To the guys who called my single mum a ‘stain on society’
They’re the proof that class division at university still exists
There are a number of things I am very proud of – making it to university being up there near the top. But number one on that list by far, is that for 21 years I have been brought up by one person, Sarah. My mum. It is because of her that I am where I am today. So when people ask me, “Josh, who do you admire the most?”, what’s my answer? My indomitable mother.
When I was a kid, I was used to having a different kind of family. My dad was never around and made it clear that he was not going to be in my life that much, if at all. To this day, I have no contact with him. All my mates had the “perfect” family – their mum and dad happily together, yet I realised quickly that the “perfect family” didn’t really exist. That my family of two was perhaps no better but certainly no worse than all the other families that surrounded us.
Being the child of a single parent family opens you up to criticism and judgement from certain sections of society. Some people wrongly believe that the children of single parents are intellectually and emotionally deficient. So it was no surprise when the other day coming home from uni, this ugly shortsightedness sadly reared its head once more. Having sat down on the bus, two other guys sat down behind me chatting casually. Yet their conversation suddenly turned a little sour.
Having already branded gay and lesbian parents as “socially regressive”, it was their foray into the world of single parent families that ultimately led to a very public confrontation. Undeterred by me challenging their views, they continued, labelling mine and countless others’ upbringings as “dysfunctional” and “a stain on society”.
The guys were Manchester University students and they sounded quite posh. They didn’t appear to have these views because of religion either, it was just pure ignorance. One said: “the state must act as your dad with all the benefits you get”, which totally took my breath away. The other guy’s final line before stepping off the bus was: “I pity you for the upbringing you received”.
Repugnant, ugly, backwards and idiotic are just a few of the words I used to describe their views. Yet it was this argument with two strangers on a Magic Bus in Manchester that reaffirmed my belief once and for all that the hardest job anyone could ever be given or take up, is that of being a single parent.
My mum never asked to be a single parent nor aimed to be one either. Like so many others, she played the hand she had been dealt with and my, how she played it. Being a single parent is hard at the best of times, being a single mother of a boy is a hard dynamic to work with at the worst of times too. Think puberty, think football, think girlfriends. But she stuck to the task, she stood on those sidelines as I played junior football for nine years, she made the drinks at my cricket games, she came with me to watch all the sport I wanted to, whether she wanted to or not. Like any good, competent family, she helped me with my homework, she came to my sports days, she attended my parents evenings.
Contrary to the “belief” of the two tedious boys on the bus who thought all single parents sponged off the state, my mum isn’t a “scrounger”. Since I was born she has held down a full-time job, working five days a week. She had to work over the summer holidays – thus myself and my mum have never been abroad together. Shock, I know. Our family may have half the income of a dual-parent household, our family may not do the conventional, we may not be the stereotype. But my family, however small it may be, is just as much a family as anyone else’s.

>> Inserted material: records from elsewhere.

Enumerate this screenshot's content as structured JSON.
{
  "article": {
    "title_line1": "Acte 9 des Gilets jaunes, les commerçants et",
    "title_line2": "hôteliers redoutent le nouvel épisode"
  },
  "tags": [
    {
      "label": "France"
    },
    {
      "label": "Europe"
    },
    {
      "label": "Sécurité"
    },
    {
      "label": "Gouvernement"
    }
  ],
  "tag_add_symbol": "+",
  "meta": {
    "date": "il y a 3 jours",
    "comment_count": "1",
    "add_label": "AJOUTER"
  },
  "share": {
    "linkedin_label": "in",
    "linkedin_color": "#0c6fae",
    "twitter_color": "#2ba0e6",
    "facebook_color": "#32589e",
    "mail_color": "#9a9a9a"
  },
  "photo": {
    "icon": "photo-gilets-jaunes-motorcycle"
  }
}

So to be labelled as a “disgrace” by two strangers, to be publicly belittled and degraded merely for the fact that I have only lived with one parent all my life, insults not just the single parents who work tirelessly to bring their children up to the best of their abilities, but also the children of single parents who overcome the stigma that still exists amongst certain sections of society.
We all owe our parents a lot of gratitude, but I feel like I owe my mum twice the amount. She has sacrificed endless opportunities in order to give me the best education and the best upbringing possible. She hasn’t just instilled her morals and principles into me, but allowed me to discover and develop my own ideas. My mum isn’t just an inspiration to me, she is the most admirable person I will ever meet. So, to the guys on the bus, I’m thankful to you. Thanks for reminding me that no matter how small or large a family is, it’s a family nonetheless.
Myself and my mum are a family of two. Would I change the situation? Would I change my mum? Absolutely not.